Instelbesluit CTC 2024
3 Werkwijze van de CTC
Geldend
Geldend vanaf 29-02-2024
- Bronpublicatie:
16-02-2024, Stcrt. 2024, 5590 (uitgifte: 28-02-2024, regelingnummer: 2024-3975)
- Inwerkingtreding
29-02-2024
- Bronpublicatie inwerkingtreding:
16-02-2024, Stcrt. 2024, 5590 (uitgifte: 28-02-2024, regelingnummer: 2024-3975)
- Vakgebied(en)
Vennootschapsbelasting / Innovatiebox
Vennootschapsbelasting / Winstbepaling
Dividendbelasting / Algemeen
Belastingrecht algemeen / Organisatie Belastingdienst
Uit de voornoemde taken vloeit voort dat de CTC verantwoordelijk is voor het waarborgen van de eenheid van beleid en uitvoering op de aan hem toegewezen terreinen.
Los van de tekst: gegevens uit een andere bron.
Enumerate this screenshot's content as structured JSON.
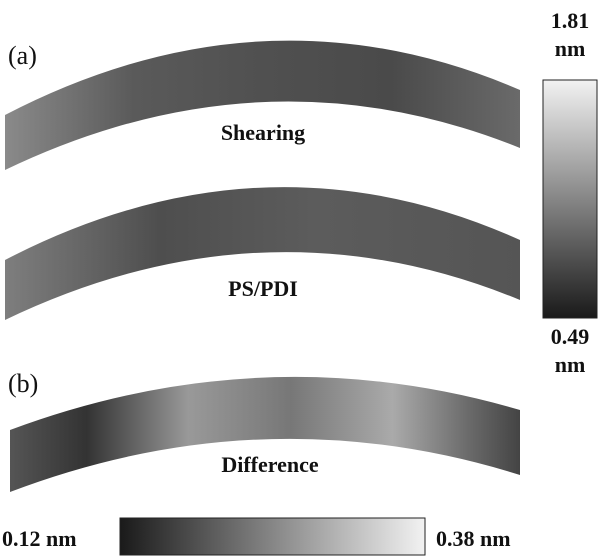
{
  "panels": [
    {
      "label": "(a)"
    },
    {
      "label": "(b)"
    }
  ],
  "maps": [
    {
      "label": "Shearing"
    },
    {
      "label": "PS/PDI"
    },
    {
      "label": "Difference"
    }
  ],
  "colorbars": [
    {
      "max": "1.81",
      "max_unit": "nm",
      "min": "0.49",
      "min_unit": "nm"
    },
    {
      "min": "0.12 nm",
      "max": "0.38 nm"
    }
  ]
}
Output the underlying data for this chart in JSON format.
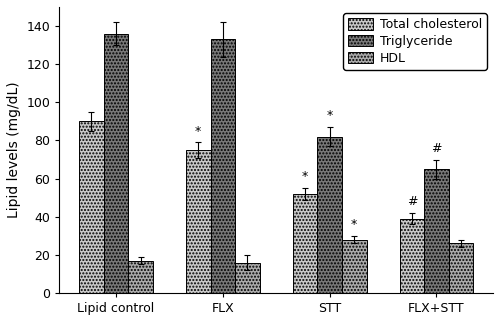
{
  "groups": [
    "Lipid control",
    "FLX",
    "STT",
    "FLX+STT"
  ],
  "series": {
    "Total cholesterol": {
      "values": [
        90,
        75,
        52,
        39
      ],
      "errors": [
        5,
        4,
        3,
        3
      ],
      "color": "#c8c8c8",
      "hatch": ".....",
      "annotations": [
        null,
        "*",
        "*",
        "#"
      ]
    },
    "Triglyceride": {
      "values": [
        136,
        133,
        82,
        65
      ],
      "errors": [
        6,
        9,
        5,
        5
      ],
      "color": "#787878",
      "hatch": ".....",
      "annotations": [
        null,
        null,
        "*",
        "#"
      ]
    },
    "HDL": {
      "values": [
        17,
        16,
        28,
        26
      ],
      "errors": [
        2,
        4,
        2,
        2
      ],
      "color": "#aaaaaa",
      "hatch": ".....",
      "annotations": [
        null,
        null,
        "*",
        null
      ]
    }
  },
  "ylabel": "Lipid levels (mg/dL)",
  "ylim": [
    0,
    150
  ],
  "yticks": [
    0,
    20,
    40,
    60,
    80,
    100,
    120,
    140
  ],
  "bar_width": 0.23,
  "legend_labels": [
    "Total cholesterol",
    "Triglyceride",
    "HDL"
  ],
  "annotation_fontsize": 9,
  "axis_fontsize": 10,
  "tick_fontsize": 9,
  "legend_fontsize": 9
}
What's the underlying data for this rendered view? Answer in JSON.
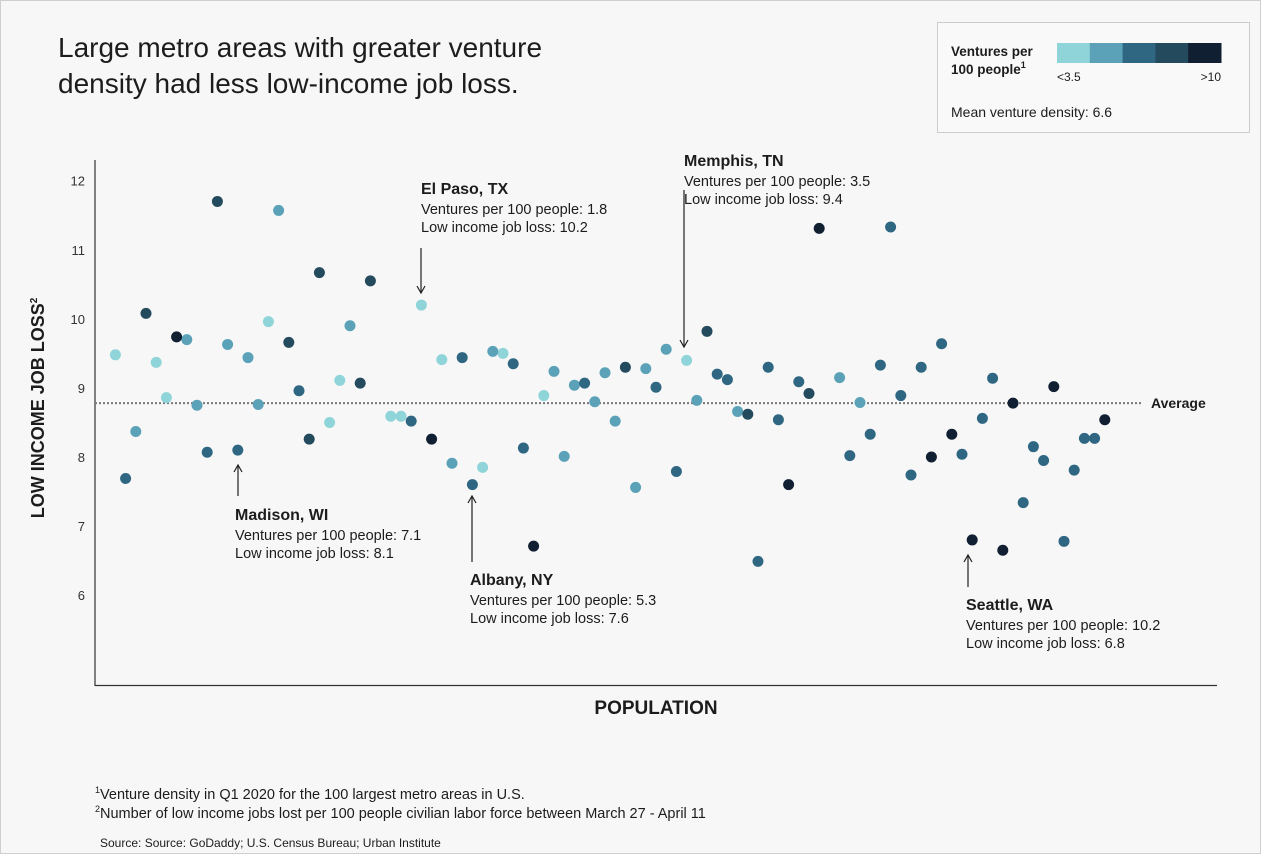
{
  "chart_data": {
    "type": "scatter",
    "title_lines": [
      "Large metro areas with greater venture",
      "density had less low-income job loss."
    ],
    "legend": {
      "title_lines": [
        "Ventures per",
        "100 people"
      ],
      "title_note": "1",
      "min_label": "<3.5",
      "max_label": ">10",
      "note": "Mean venture density: 6.6"
    },
    "x_label": "POPULATION",
    "y_label": "LOW INCOME JOB LOSS",
    "y_label_note": "2",
    "xlim": [
      0,
      110
    ],
    "ylim": [
      4.7,
      12.3
    ],
    "yticks": [
      6,
      7,
      8,
      9,
      10,
      11,
      12
    ],
    "average": {
      "value": 8.78,
      "label": "Average"
    },
    "series": [
      {
        "color": "#8fd4d9",
        "x": [
          2,
          6,
          7,
          17,
          23,
          24,
          29,
          30,
          32,
          34,
          38,
          40,
          44,
          58
        ],
        "values": [
          9.48,
          9.37,
          8.86,
          9.96,
          8.5,
          9.11,
          8.59,
          8.59,
          10.2,
          9.41,
          7.85,
          9.5,
          8.89,
          9.4
        ]
      },
      {
        "color": "#5ba2b8",
        "x": [
          4,
          9,
          10,
          13,
          15,
          16,
          18,
          25,
          35,
          39,
          45,
          46,
          47,
          49,
          50,
          51,
          53,
          54,
          56,
          59,
          63,
          73,
          75
        ],
        "values": [
          8.37,
          9.7,
          8.75,
          9.63,
          9.44,
          8.76,
          11.57,
          9.9,
          7.91,
          9.53,
          9.24,
          8.01,
          9.04,
          8.8,
          9.22,
          8.52,
          7.56,
          9.28,
          9.56,
          8.82,
          8.66,
          9.15,
          8.79
        ]
      },
      {
        "color": "#2f6783",
        "x": [
          3,
          11,
          14,
          20,
          31,
          36,
          37,
          41,
          42,
          48,
          55,
          57,
          61,
          62,
          65,
          66,
          67,
          69,
          74,
          76,
          77,
          78,
          79,
          80,
          81,
          83,
          85,
          87,
          88,
          91,
          92,
          93,
          95,
          96,
          97,
          98
        ],
        "values": [
          7.69,
          8.07,
          8.1,
          8.96,
          8.52,
          9.44,
          7.6,
          9.35,
          8.13,
          9.07,
          9.01,
          7.79,
          9.2,
          9.12,
          6.49,
          9.3,
          8.54,
          9.09,
          8.02,
          8.33,
          9.33,
          11.33,
          8.89,
          7.74,
          9.3,
          9.64,
          8.04,
          8.56,
          9.14,
          7.34,
          8.15,
          7.95,
          6.78,
          7.81,
          8.27,
          8.27
        ]
      },
      {
        "color": "#244a5e",
        "x": [
          5,
          12,
          19,
          21,
          22,
          26,
          27,
          52,
          60,
          64,
          70
        ],
        "values": [
          10.08,
          11.7,
          9.66,
          8.26,
          10.67,
          9.07,
          10.55,
          9.3,
          9.82,
          8.62,
          8.92
        ]
      },
      {
        "color": "#111f33",
        "x": [
          8,
          33,
          43,
          68,
          71,
          82,
          84,
          86,
          89,
          90,
          94,
          99
        ],
        "values": [
          9.74,
          8.26,
          6.71,
          7.6,
          11.31,
          8.0,
          8.33,
          6.8,
          6.65,
          8.78,
          9.02,
          8.54
        ]
      }
    ],
    "annotations": [
      {
        "title": "El Paso, TX",
        "lines": [
          "Ventures per 100 people: 1.8",
          "Low income job loss: 10.2"
        ]
      },
      {
        "title": "Memphis, TN",
        "lines": [
          "Ventures per 100 people: 3.5",
          "Low income job loss: 9.4"
        ]
      },
      {
        "title": "Madison, WI",
        "lines": [
          "Ventures per 100 people: 7.1",
          "Low income job loss: 8.1"
        ]
      },
      {
        "title": "Albany, NY",
        "lines": [
          "Ventures per 100 people: 5.3",
          "Low income job loss: 7.6"
        ]
      },
      {
        "title": "Seattle, WA",
        "lines": [
          "Ventures per 100 people: 10.2",
          "Low income job loss: 6.8"
        ]
      }
    ],
    "footnotes": [
      {
        "mark": "1",
        "text": "Venture density in Q1 2020 for the 100 largest metro areas in U.S."
      },
      {
        "mark": "2",
        "text": "Number of low income jobs lost per 100 people civilian labor force between March 27 - April 11"
      }
    ],
    "source": "Source: Source: GoDaddy; U.S. Census Bureau; Urban Institute"
  }
}
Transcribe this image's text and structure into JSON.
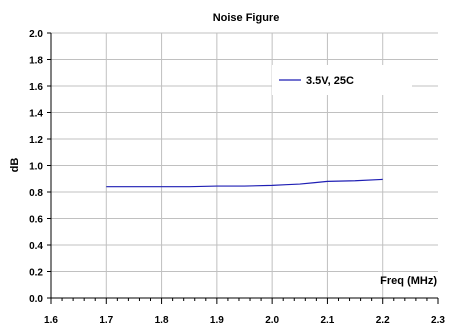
{
  "chart_data": {
    "type": "line",
    "title": "Noise Figure",
    "xlabel": "Freq (MHz)",
    "ylabel": "dB",
    "x_ticks": [
      "1.6",
      "1.7",
      "1.8",
      "1.9",
      "2.0",
      "2.1",
      "2.2",
      "2.3"
    ],
    "y_ticks": [
      "0.0",
      "0.2",
      "0.4",
      "0.6",
      "0.8",
      "1.0",
      "1.2",
      "1.4",
      "1.6",
      "1.8",
      "2.0"
    ],
    "xlim": [
      1.6,
      2.3
    ],
    "ylim": [
      0.0,
      2.0
    ],
    "grid": true,
    "legend_position": "top-right",
    "series": [
      {
        "name": "3.5V, 25C",
        "color": "#1f1fb4",
        "x": [
          1.7,
          1.75,
          1.8,
          1.85,
          1.9,
          1.95,
          2.0,
          2.025,
          2.05,
          2.075,
          2.1,
          2.15,
          2.2
        ],
        "y": [
          0.84,
          0.84,
          0.84,
          0.84,
          0.845,
          0.845,
          0.85,
          0.855,
          0.86,
          0.87,
          0.88,
          0.885,
          0.895
        ]
      }
    ]
  }
}
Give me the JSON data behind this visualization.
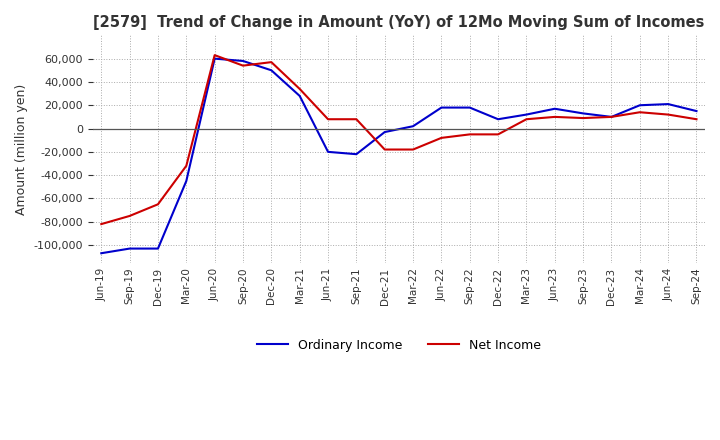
{
  "title": "[2579]  Trend of Change in Amount (YoY) of 12Mo Moving Sum of Incomes",
  "ylabel": "Amount (million yen)",
  "xlabel": "",
  "background_color": "#ffffff",
  "grid_color": "#aaaaaa",
  "title_color": "#333333",
  "ordinary_income_color": "#0000cc",
  "net_income_color": "#cc0000",
  "x_labels": [
    "Jun-19",
    "Sep-19",
    "Dec-19",
    "Mar-20",
    "Jun-20",
    "Sep-20",
    "Dec-20",
    "Mar-21",
    "Jun-21",
    "Sep-21",
    "Dec-21",
    "Mar-22",
    "Jun-22",
    "Sep-22",
    "Dec-22",
    "Mar-23",
    "Jun-23",
    "Sep-23",
    "Dec-23",
    "Mar-24",
    "Jun-24",
    "Sep-24"
  ],
  "ordinary_income": [
    -107000,
    -103000,
    -103000,
    -45000,
    60000,
    58000,
    50000,
    28000,
    -20000,
    -22000,
    -3000,
    2000,
    18000,
    18000,
    8000,
    12000,
    17000,
    13000,
    10000,
    20000,
    21000,
    15000
  ],
  "net_income": [
    -82000,
    -75000,
    -65000,
    -32000,
    63000,
    54000,
    57000,
    34000,
    8000,
    8000,
    -18000,
    -18000,
    -8000,
    -5000,
    -5000,
    8000,
    10000,
    9000,
    10000,
    14000,
    12000,
    8000
  ],
  "ylim": [
    -115000,
    80000
  ],
  "yticks": [
    -100000,
    -80000,
    -60000,
    -40000,
    -20000,
    0,
    20000,
    40000,
    60000
  ],
  "figsize": [
    7.2,
    4.4
  ],
  "dpi": 100
}
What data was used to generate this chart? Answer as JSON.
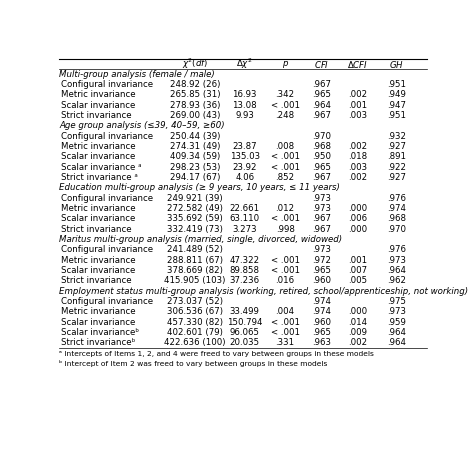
{
  "col_headers": [
    "χ²(df)",
    "Δχ²",
    "p",
    "CFI",
    "ΔCFI",
    "GH"
  ],
  "section_headers": [
    "Multi-group analysis (female / male)",
    "Age group analysis (≤39, 40–59, ≥60)",
    "Education multi-group analysis (≥ 9 years, 10 years, ≤ 11 years)",
    "Maritus multi-group analysis (married, single, divorced, widowed)",
    "Employment status multi-group analysis (working, retired, school/apprenticeship, not working)"
  ],
  "rows": [
    {
      "section": 0,
      "label": "Configural invariance",
      "chi2": "248.92 (26)",
      "dchi2": "",
      "p": "",
      "cfi": ".967",
      "dcfi": "",
      "gh": ".951"
    },
    {
      "section": 0,
      "label": "Metric invariance",
      "chi2": "265.85 (31)",
      "dchi2": "16.93",
      "p": ".342",
      "cfi": ".965",
      "dcfi": ".002",
      "gh": ".949"
    },
    {
      "section": 0,
      "label": "Scalar invariance",
      "chi2": "278.93 (36)",
      "dchi2": "13.08",
      "p": "< .001",
      "cfi": ".964",
      "dcfi": ".001",
      "gh": ".947"
    },
    {
      "section": 0,
      "label": "Strict invariance",
      "chi2": "269.00 (43)",
      "dchi2": "9.93",
      "p": ".248",
      "cfi": ".967",
      "dcfi": ".003",
      "gh": ".951"
    },
    {
      "section": 1,
      "label": "Configural invariance",
      "chi2": "250.44 (39)",
      "dchi2": "",
      "p": "",
      "cfi": ".970",
      "dcfi": "",
      "gh": ".932"
    },
    {
      "section": 1,
      "label": "Metric invariance",
      "chi2": "274.31 (49)",
      "dchi2": "23.87",
      "p": ".008",
      "cfi": ".968",
      "dcfi": ".002",
      "gh": ".927"
    },
    {
      "section": 1,
      "label": "Scalar invariance",
      "chi2": "409.34 (59)",
      "dchi2": "135.03",
      "p": "< .001",
      "cfi": ".950",
      "dcfi": ".018",
      "gh": ".891"
    },
    {
      "section": 1,
      "label": "Scalar invariance ᵃ",
      "chi2": "298.23 (53)",
      "dchi2": "23.92",
      "p": "< .001",
      "cfi": ".965",
      "dcfi": ".003",
      "gh": ".922"
    },
    {
      "section": 1,
      "label": "Strict invariance ᵃ",
      "chi2": "294.17 (67)",
      "dchi2": "4.06",
      "p": ".852",
      "cfi": ".967",
      "dcfi": ".002",
      "gh": ".927"
    },
    {
      "section": 2,
      "label": "Configural invariance",
      "chi2": "249.921 (39)",
      "dchi2": "",
      "p": "",
      "cfi": ".973",
      "dcfi": "",
      "gh": ".976"
    },
    {
      "section": 2,
      "label": "Metric invariance",
      "chi2": "272.582 (49)",
      "dchi2": "22.661",
      "p": ".012",
      "cfi": ".973",
      "dcfi": ".000",
      "gh": ".974"
    },
    {
      "section": 2,
      "label": "Scalar invariance",
      "chi2": "335.692 (59)",
      "dchi2": "63.110",
      "p": "< .001",
      "cfi": ".967",
      "dcfi": ".006",
      "gh": ".968"
    },
    {
      "section": 2,
      "label": "Strict invariance",
      "chi2": "332.419 (73)",
      "dchi2": "3.273",
      "p": ".998",
      "cfi": ".967",
      "dcfi": ".000",
      "gh": ".970"
    },
    {
      "section": 3,
      "label": "Configural invariance",
      "chi2": "241.489 (52)",
      "dchi2": "",
      "p": "",
      "cfi": ".973",
      "dcfi": "",
      "gh": ".976"
    },
    {
      "section": 3,
      "label": "Metric invariance",
      "chi2": "288.811 (67)",
      "dchi2": "47.322",
      "p": "< .001",
      "cfi": ".972",
      "dcfi": ".001",
      "gh": ".973"
    },
    {
      "section": 3,
      "label": "Scalar invariance",
      "chi2": "378.669 (82)",
      "dchi2": "89.858",
      "p": "< .001",
      "cfi": ".965",
      "dcfi": ".007",
      "gh": ".964"
    },
    {
      "section": 3,
      "label": "Strict invariance",
      "chi2": "415.905 (103)",
      "dchi2": "37.236",
      "p": ".016",
      "cfi": ".960",
      "dcfi": ".005",
      "gh": ".962"
    },
    {
      "section": 4,
      "label": "Configural invariance",
      "chi2": "273.037 (52)",
      "dchi2": "",
      "p": "",
      "cfi": ".974",
      "dcfi": "",
      "gh": ".975"
    },
    {
      "section": 4,
      "label": "Metric invariance",
      "chi2": "306.536 (67)",
      "dchi2": "33.499",
      "p": ".004",
      "cfi": ".974",
      "dcfi": ".000",
      "gh": ".973"
    },
    {
      "section": 4,
      "label": "Scalar invariance",
      "chi2": "457.330 (82)",
      "dchi2": "150.794",
      "p": "< .001",
      "cfi": ".960",
      "dcfi": ".014",
      "gh": ".959"
    },
    {
      "section": 4,
      "label": "Scalar invarianceᵇ",
      "chi2": "402.601 (79)",
      "dchi2": "96.065",
      "p": "< .001",
      "cfi": ".965",
      "dcfi": ".009",
      "gh": ".964"
    },
    {
      "section": 4,
      "label": "Strict invarianceᵇ",
      "chi2": "422.636 (100)",
      "dchi2": "20.035",
      "p": ".331",
      "cfi": ".963",
      "dcfi": ".002",
      "gh": ".964"
    }
  ],
  "footnotes": [
    "ᵃ Intercepts of Items 1, 2, and 4 were freed to vary between groups in these models",
    "ᵇ Intercept of Item 2 was freed to vary between groups in these models"
  ],
  "bg_color": "#ffffff",
  "text_color": "#000000",
  "font_size": 6.2,
  "header_font_size": 6.2
}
Om die reden melden medewerkers van de Belastingdienst bij de CTC gevallen die op de voormelde terreinen liggen waarbij een standpuntbepaling precedentwerking zou kunnen hebben en daarom opgevat zou kunnen worden als (een begin van) beleid.
De CTC verstrekt een bindend advies in gevallen van concernfinanciering, de innovatiebox, gevallen waarin mogelijk sprake is van dividendstripping en aan deze onderwerpen verwante problematiek, onder meer over de toepassing van:
- −
rente-aftrekbeperking (artikelen 10a en 15b Wet Vpb);
- −
hybridemismatches (artikelen 12aa – 12ag Wet Vpb);
- −
innovatiebox (artikelen 12b – 12bg en 34d Wet Vpb);
- −
actieve financieringswerkzaamheden in relatie tot de beleggingsdeelneming (artikel 13, tiende lid tot en met vijftiende lid, Wet Vpb juncto artikelen 2a en 2b, Uitvoeringsbeschikking vennootschapsbelasting 1971);
- −
de buitenlandse financierings-vaste inrichting (artikel 15g Wet Vpb).
Uitgezonderd zijn de onderwerpen waarvoor het Behandelteam Internationale Fiscale Zekerheid (Behandelteam IFZ) van de Belastingdienst is aangewezen als eerste behandelaar op grond van het Besluit vooroverleg rulings met een internationaal karakter. Het Behandelteam IFZ stemt met de CTC de mogelijke beleidsmatige aspecten af die samenhangen met deze onderwerpen en die nog niet eerder als beleid zijn gepubliceerd, alsmede de aspecten die relevant kunnen zijn in het kader van de taken van de CTC (paragraaf 2 hiervóór). Deze afstemming dient de eenheid van beleid en uitvoering.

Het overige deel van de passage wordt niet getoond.